Traveling with Oxygen:
Oxygen patients can take advantage of our helpful tips when planning to travel with a portable oxygen concentrator. Whether you are making your next journey via plane, automobile or cruise ship, it is important to plan ahead to ensure you have a hassle-free adventure. In addition to the tips below, you will want to take into consideration changes in time zones and increased activity. All of our Portable Concentrators are FAA approved
-Call the Airline may require a letter from your physician, some medical history and a current oxygen prescription.
-Keep your unit charged on AC power while you are waiting for boarding or during any layovers. Most airlines do not have the ability to charge a unit (AC or DC power) while in flight.
-FAA guidelines require that you have enough battery life to power your concentrator for at least 150% of your flight time. (For example, for a 6 hour flight, you would need 9 hours of battery time). Check with your airline for additional battery requirements.
-Direct flights are recommended whenever possible. By doing this, you will not have to board and disembark from the airplane with your oxygen concentrator multiple tips
FAA Regulations for Portable Oxygen Concentrators on Airplanes
The Federal Aviation Administration, or FAA, has ruled that all passengers who require oxygen must be allowed to bring FAA-approved portable oxygen concentrators on all U.S. aircraft with more than 19 seats. Foreign airlines must also allow portable oxygen concentrators on all flights to and from U.S soil.

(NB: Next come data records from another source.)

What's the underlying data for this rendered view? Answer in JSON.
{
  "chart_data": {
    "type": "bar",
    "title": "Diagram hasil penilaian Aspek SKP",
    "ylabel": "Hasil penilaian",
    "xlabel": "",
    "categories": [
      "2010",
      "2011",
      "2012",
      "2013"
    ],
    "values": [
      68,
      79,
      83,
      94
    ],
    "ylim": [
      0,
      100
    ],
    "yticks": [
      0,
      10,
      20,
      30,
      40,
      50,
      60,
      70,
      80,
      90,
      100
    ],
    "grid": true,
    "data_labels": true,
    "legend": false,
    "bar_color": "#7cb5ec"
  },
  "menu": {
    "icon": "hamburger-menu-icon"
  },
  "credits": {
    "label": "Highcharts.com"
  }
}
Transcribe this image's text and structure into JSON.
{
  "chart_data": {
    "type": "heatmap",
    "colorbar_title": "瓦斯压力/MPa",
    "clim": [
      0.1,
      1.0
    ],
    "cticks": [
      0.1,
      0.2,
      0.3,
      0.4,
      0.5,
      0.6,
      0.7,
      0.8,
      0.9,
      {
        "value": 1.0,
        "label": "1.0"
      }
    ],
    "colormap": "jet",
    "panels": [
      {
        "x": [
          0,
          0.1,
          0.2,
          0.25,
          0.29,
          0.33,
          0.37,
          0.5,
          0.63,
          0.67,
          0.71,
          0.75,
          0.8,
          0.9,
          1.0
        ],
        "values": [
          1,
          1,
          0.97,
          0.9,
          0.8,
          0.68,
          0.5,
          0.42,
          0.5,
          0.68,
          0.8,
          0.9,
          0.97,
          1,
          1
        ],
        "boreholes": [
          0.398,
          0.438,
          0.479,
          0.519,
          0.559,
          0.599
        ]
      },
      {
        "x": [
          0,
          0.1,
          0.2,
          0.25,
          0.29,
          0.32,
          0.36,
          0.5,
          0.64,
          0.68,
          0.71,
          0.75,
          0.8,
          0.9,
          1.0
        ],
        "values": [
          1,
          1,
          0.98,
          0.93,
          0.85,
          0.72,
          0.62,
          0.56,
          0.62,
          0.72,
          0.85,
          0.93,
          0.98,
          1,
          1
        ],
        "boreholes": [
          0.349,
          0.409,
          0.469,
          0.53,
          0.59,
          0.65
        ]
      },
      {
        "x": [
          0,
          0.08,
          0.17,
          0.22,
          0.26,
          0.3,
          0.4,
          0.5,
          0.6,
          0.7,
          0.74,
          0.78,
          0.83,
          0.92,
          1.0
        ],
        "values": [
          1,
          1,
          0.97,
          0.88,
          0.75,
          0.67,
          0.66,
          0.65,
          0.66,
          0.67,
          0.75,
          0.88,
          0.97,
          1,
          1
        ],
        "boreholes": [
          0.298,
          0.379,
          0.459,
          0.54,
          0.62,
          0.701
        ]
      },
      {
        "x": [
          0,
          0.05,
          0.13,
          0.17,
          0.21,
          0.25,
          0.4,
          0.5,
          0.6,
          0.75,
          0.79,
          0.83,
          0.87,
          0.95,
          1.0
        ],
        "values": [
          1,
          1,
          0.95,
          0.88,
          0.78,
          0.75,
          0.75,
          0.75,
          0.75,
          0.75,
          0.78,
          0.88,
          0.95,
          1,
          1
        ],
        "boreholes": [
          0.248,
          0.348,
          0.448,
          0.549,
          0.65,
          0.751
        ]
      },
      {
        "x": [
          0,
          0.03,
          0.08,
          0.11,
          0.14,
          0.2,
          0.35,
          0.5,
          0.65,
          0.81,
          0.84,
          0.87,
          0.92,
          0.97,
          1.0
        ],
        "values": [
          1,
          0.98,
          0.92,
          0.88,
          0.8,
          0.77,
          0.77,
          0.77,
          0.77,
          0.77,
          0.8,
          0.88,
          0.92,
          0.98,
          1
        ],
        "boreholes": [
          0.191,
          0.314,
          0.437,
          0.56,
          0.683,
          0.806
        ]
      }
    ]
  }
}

-All of our portable concentrators come with a DC power supply that plugs into an automobile cigarette lighter. Several (but not all) units charge the battery under this DC power
-It is not recommended that you leave your unit in a hot car when not in use. Many of the portable oxygen concentrators have sensitive technology that could be damaged by being exposed to intense heat for a prolonged period of time.